Recent research has made these questions harder, not easier, to answer. There used to be two widely-held assumptions for why Indian slavery “failed” and African slavery “succeeded.” One was cultural, often bordering on racial: suggesting that Africans “made better slaves” than their Amerindian counterparts. The other had to do with disease, suggesting that enslaved Indians disappeared in disease epidemics, forcing European colonists to turn to the transatlantic slave trade to supply their growing demand for coerced laborers. Neither of these explanations has held up very well under closer scrutiny. Other answers are emerging, focused especially on the legal and geopolitical realities of West African versus Amerindian relations with Europeans. But few have looked closely at the investors, traders, and regulatory officials actually making these decisions to see when and why they channeled their investments from one enslaved population to another.
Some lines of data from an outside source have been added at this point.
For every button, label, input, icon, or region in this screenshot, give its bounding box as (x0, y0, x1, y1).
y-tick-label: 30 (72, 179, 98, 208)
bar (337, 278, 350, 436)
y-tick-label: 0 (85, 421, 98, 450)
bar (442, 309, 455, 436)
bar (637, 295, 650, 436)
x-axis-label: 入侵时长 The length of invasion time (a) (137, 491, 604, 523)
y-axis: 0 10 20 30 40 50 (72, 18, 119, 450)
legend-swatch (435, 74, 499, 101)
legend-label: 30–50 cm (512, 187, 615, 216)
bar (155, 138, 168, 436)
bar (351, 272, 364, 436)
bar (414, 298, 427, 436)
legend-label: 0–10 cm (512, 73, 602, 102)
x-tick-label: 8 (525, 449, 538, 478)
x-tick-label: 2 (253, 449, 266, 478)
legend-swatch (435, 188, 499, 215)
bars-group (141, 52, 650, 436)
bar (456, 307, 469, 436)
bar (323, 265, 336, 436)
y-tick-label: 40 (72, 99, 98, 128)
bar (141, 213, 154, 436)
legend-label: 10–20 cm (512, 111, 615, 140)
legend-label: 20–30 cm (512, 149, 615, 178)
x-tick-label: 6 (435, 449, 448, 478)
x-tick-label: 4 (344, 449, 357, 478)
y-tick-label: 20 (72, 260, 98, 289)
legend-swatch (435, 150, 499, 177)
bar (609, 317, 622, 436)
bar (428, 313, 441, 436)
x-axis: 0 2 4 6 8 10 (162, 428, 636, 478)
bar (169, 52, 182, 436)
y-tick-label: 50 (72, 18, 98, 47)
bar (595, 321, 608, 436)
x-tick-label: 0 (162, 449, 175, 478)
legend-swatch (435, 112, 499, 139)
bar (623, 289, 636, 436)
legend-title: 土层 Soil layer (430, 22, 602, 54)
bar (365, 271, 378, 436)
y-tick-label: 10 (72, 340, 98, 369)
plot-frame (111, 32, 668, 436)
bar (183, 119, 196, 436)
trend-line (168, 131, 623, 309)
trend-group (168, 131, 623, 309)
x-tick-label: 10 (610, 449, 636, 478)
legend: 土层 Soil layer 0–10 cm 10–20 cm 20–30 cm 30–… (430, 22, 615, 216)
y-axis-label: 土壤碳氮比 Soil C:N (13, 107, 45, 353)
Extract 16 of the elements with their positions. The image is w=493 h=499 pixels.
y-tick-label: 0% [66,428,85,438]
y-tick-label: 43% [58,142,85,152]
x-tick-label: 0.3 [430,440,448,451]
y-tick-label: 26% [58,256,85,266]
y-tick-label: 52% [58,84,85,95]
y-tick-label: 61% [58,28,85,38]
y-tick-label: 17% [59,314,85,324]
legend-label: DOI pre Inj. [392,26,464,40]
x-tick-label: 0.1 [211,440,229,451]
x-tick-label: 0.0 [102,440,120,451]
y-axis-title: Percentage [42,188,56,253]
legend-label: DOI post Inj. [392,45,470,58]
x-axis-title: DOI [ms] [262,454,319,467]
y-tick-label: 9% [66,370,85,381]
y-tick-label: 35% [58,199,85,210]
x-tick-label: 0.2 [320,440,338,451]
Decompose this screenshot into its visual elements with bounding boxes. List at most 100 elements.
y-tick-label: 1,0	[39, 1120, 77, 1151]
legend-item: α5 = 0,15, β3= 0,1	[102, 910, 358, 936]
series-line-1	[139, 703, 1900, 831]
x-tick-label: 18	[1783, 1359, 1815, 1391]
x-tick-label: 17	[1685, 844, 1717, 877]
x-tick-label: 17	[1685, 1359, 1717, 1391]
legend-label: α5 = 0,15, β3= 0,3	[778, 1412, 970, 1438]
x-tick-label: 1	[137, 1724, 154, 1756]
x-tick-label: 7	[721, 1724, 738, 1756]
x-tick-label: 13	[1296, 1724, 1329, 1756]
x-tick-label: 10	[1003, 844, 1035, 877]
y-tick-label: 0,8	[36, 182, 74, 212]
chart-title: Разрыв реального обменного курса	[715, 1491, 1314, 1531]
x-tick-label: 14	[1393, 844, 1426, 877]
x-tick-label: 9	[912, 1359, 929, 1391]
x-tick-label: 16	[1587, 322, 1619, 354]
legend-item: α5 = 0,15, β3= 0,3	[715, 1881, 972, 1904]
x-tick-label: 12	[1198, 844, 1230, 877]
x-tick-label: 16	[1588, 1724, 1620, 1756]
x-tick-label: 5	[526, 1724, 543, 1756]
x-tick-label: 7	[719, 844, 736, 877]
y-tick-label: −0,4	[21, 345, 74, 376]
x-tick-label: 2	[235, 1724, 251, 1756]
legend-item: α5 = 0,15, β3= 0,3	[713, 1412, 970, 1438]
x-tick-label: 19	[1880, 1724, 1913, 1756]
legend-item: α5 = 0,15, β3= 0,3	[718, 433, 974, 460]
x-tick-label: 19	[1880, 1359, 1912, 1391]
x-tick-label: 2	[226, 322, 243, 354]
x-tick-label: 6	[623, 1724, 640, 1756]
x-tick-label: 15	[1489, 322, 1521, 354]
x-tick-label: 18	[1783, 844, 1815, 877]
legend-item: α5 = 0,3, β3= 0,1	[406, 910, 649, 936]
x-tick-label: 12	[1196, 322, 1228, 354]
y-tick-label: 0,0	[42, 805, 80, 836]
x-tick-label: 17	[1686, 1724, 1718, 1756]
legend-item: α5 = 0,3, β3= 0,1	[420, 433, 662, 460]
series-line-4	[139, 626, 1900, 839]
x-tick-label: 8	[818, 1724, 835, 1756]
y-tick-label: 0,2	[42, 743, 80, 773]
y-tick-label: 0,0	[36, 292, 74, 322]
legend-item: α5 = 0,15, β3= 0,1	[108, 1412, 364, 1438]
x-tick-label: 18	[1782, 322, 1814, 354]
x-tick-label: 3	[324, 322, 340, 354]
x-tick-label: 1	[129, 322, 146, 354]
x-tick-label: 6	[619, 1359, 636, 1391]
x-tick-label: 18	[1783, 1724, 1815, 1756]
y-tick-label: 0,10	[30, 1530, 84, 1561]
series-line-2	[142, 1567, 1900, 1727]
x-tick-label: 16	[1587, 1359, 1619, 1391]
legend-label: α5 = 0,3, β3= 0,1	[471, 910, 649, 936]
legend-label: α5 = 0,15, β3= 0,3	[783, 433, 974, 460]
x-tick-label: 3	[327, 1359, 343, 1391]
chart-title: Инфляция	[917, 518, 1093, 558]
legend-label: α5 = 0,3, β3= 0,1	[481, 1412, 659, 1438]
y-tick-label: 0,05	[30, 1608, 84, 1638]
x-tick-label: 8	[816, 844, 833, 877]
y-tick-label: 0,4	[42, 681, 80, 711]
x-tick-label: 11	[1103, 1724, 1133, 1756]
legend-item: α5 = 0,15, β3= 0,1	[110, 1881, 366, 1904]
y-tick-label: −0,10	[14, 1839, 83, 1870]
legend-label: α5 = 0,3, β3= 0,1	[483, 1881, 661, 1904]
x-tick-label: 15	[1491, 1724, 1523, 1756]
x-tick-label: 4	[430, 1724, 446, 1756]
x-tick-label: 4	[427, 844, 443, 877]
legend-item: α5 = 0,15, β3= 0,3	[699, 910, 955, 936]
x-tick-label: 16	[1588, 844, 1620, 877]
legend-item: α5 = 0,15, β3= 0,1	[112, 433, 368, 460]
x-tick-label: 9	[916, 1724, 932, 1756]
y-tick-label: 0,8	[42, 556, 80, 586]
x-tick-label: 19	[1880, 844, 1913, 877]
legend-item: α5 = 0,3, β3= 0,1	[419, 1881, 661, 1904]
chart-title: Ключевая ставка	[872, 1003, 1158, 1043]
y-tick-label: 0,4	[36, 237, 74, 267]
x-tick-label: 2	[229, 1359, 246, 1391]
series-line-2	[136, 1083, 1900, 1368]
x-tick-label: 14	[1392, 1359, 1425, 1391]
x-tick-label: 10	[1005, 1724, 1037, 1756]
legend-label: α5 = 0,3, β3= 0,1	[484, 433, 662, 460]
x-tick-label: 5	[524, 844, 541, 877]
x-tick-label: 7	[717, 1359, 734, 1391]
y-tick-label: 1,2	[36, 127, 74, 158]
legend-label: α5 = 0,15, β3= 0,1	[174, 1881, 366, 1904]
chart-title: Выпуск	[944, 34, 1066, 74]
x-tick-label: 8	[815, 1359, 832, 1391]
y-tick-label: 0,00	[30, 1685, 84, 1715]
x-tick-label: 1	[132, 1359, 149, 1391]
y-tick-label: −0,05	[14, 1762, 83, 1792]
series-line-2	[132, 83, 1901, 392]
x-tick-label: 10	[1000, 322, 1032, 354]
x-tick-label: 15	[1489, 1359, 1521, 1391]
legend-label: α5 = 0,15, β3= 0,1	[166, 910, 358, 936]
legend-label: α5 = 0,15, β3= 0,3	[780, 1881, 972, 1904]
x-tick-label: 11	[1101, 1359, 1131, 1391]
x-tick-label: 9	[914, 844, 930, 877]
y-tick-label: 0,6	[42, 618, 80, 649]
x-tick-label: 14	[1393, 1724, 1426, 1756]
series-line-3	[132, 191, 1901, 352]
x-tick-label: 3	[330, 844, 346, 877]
This essay explores these financial motives by looking closely at the French Compagnie du Sénégal, and comparing its operations to the English Royal African Company. During the sugar boom of the 1670s and 1680s, investors in France’s Compagnie du Sénégal paid a band of Dutch privateers to intercept shipments of enslaved Natives en route from mainland South America to Martinique. They justified the attacks by arguing that the selling of Native slaves to French colonies violated their exclusive right to the slave trade, giving them authority to protect their contractual monopoly by force. The merchants selling the enslaved Natives demanded compensation, appealing to the French governor of the Caribbean colonies to force their attackers to restore their losses. This paper uses this dispute to explore two important, but understudied, aspects of Caribbean slavery in the seventeenth century. First, it traces the routes and volume of Native slave trades from northern South America to the Lesser Antilles, focused on the French islands but gesturing beyond them. Second, it shows how African slave trading companies, by actively suppressing competing slave trading networks, played an important role in diminishing Native American slavery, suggesting new and important ways of thinking about the relationship between Native and African slaveries in the early modern Americas.